There is a tendency, perhaps, to forget that one who undergoes the rigors of an action, with all of its traumatic impact, loss of time, delay, substantial expense and disruption of his affairs, with consequent appeals and possible retrials and still other appeals, should be spared having to do this more often than is strictly necessary. Even the successful party after bearing the expense of one trial and of one appeal is, in many instances, hardly a winner.

[9] If we dismiss the action, in all probability any new filing would be barred by the statute of limitations. See Miss. Code Ann. § 15-1-35 (Supp. 1988).

[1] Section 147. No judgment or decree in any chancery or circuit court rendered in a civil cause shall be reversed or annulled on the ground of want of jurisdiction to render said judgment or decree, from any error or mistake as to whether the cause in which it was rendered was of equity or common-law jurisdiction, but if the Supreme Court shall find error in the proceedings other than as to jurisdiction, and it shall be necessary to remand the case, the Supreme Court may remand it to the court which, in its opinion, can best determine the controversy.

[2] Cases cited in footnotes 2-3, pp. 419-420, Vol. I. of Code: Adams v. Capital State Bank, 74 Miss. 307, 20 So. 881 (1896); Walley v. L.N. Dantzler Co., 114 Miss. 601, 75 So. 433 (1917); Yazoo Delta Mortg. Co. v. Hutson, 140 Miss. 461, 106 So. 5 (1925); Day v. Hartman, 74 Miss. 489, 21 So. 302 (1896); Engleburg v. Tonkel, 140 Miss. 513, 106 So. 447 (1925); Carter v. Witherspoon, 156 Miss. 597, 126 So. 388 (1930); Irion v. Cole, 78 Miss. 132, 28 So. 803 (1900); Dinsmore v. Hardison, 111 Miss. 313, 71 So. 567 (1916); Metzger v. Joseph, 111 Miss. 385, 71 So. 645 (1916); Wroten v. Fenn, 203 Miss. 361, 35 So.2d 534 (1948); Atkinson v. Felder, 78 Miss. 83, 29 So. 767 (1900); Woodville v. Jenks, 94 Miss. 210, 48 So. 620 (1908); Decell v. Hazlehurst Oil Mill & Fertilizer Co., 83 Miss. 346, 35 So. 761 (1904); Barrett v. Carter, 69 Miss. 593, 13 So. 625 (1891); Holmes v. Ferguson-McKinney Dry Goods Co., 86 Miss. 782, 39 So. 70 (1905); Canzeneuve v. Curell, 70 Miss. 521, 13 So. 32 (1893); Grenada Lumber Co. v. State, 98 Miss. 536, 54 So. 8 (1910); Dukate v. Adams, 101 Miss. 433, 58 So. 475 (1911); Talbot & Higgins Lumber Co. v. McLeod Lumber Co., 147 Miss. 186, 113 So. 433 (1927); Russ v. Stockstill, 155 Miss. 368, 124 So. 359 (1929); Rankin v. Ford, 160 Miss. 802, 134 So. 178 (1931); Sovereign Camp, W.W. v. Durr, 186 Miss. 850, 192 So. 45, 125 A.L.R. 702 (1939); Anderson v. Robins, 161 Miss. 604, 137 So. 476 (1931); Ringold v. Goyer Co., 164 Miss. 261, 144 So. 706 (1932); Minter v. Hart, 208 So.2d 169 (1968).

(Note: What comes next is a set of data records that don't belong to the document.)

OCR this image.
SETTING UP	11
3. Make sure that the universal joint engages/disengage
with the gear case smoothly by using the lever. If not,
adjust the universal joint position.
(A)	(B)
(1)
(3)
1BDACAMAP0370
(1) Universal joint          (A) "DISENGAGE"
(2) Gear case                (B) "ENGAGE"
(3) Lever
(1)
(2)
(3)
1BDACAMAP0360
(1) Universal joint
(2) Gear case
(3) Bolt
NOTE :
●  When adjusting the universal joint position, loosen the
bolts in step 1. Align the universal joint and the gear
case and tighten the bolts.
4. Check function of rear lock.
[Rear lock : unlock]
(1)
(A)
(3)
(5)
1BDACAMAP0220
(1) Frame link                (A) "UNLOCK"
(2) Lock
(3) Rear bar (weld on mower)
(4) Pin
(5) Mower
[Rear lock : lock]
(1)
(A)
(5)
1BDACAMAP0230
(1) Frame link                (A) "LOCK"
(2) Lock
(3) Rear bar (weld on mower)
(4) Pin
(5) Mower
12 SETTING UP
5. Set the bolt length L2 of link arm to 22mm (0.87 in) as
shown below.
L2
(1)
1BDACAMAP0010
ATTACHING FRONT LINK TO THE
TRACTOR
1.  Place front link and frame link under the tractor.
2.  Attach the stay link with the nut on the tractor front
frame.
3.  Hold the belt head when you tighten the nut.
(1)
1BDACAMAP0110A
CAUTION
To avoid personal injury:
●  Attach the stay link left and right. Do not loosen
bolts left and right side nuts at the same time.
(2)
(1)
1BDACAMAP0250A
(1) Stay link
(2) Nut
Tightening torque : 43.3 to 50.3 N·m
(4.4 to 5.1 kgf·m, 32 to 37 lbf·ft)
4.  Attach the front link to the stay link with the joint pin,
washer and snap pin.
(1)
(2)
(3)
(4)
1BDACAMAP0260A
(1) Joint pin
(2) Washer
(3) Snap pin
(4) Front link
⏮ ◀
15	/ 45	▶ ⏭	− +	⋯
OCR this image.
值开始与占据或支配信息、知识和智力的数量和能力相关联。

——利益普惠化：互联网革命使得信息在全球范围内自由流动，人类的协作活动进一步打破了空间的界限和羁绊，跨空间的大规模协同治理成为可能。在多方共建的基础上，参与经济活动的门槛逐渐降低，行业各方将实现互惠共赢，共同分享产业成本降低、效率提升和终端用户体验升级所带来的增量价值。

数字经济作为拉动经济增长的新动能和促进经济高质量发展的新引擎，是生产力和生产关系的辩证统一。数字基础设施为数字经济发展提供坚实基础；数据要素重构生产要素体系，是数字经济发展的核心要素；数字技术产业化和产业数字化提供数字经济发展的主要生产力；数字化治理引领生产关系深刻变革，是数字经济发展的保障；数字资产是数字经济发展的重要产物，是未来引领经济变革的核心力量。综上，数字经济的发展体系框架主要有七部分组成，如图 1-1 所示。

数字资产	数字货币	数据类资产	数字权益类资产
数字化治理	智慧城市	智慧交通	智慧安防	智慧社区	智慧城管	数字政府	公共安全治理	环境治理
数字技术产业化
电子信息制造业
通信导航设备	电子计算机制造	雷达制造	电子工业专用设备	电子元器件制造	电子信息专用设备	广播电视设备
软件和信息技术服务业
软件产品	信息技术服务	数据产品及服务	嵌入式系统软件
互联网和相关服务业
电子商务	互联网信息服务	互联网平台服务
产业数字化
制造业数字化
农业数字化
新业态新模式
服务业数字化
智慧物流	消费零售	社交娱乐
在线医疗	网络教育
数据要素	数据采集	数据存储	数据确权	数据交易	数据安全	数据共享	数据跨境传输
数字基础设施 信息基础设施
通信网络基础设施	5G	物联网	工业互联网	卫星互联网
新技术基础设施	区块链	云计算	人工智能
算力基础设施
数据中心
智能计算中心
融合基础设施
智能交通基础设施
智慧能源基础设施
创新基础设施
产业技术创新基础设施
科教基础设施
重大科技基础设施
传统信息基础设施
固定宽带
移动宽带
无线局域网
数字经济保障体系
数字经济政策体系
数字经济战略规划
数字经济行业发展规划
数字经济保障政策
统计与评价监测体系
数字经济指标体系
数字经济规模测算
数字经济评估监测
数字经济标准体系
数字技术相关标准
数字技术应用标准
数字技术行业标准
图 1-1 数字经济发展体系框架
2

And, annotated in the supplement: McLean v. Green, 352 So.2d 1312 (Miss. 1977); Louisville & Nashville R. Co. v. Hasty, 360 So.2d 925 (Miss. 1978); Volkswagen of America, Inc. v. Novak, 418 So.2d 801 (Miss. 1982); Ivy v. Illinois Central G.R. Co., 510 So.2d 520 (Miss. 1987).

[3] Until quite recently an interlocutory appeal was very rare, anyway. Once upon a time interlocutory appeals were restricted to a statute which permitted only the chancery court, in rare and exceptional instances, to allow interlocutory appeals when necessary to settle the principles of a case. Miss. Code Ann. § 11-51-7. Even when the chancellor allowed one, we would dismiss it if improvidently granted. State Highway Comm. v. Patrick, 248 Miss. 201, 157 So.2d 645 (1963); Nash v. Winter, 235 Miss. 330, 109 So.2d 336 (1959). The wisdom of the statute and our decisions were disregarded in Southern Farm Bureau Cas. Ins. v. Holland, 469 So.2d 55 (Miss. 1984).

[4] Here I borrow a metaphor from the majority (P. 216, Majority Opinion, in speaking of Canzeneuve), which metaphor, incidentally, was borrowed by the majority from a previous dissent of mine to the previous majority opinion in this case.

[5] Article 3, Section 31 reads in full:

Section 31. The right of trial by jury shall remain inviolate, but the legislature may, by enactment, provide that in all civil suits tried in the circuit or chancery courts, nine or more jurors may agree on the verdict and return it as the verdict of the jury.

[6] In special cases involving will contests, a right to a jury trial is specially granted by statute in which the jury verdict is binding upon the chancellor, the same as a jury verdict would be in circuit court. Miss. Code Ann. §§ 91-7-23, 91-7-29; Fowler v. Fisher, 353 So.2d 497 (Miss. 1977).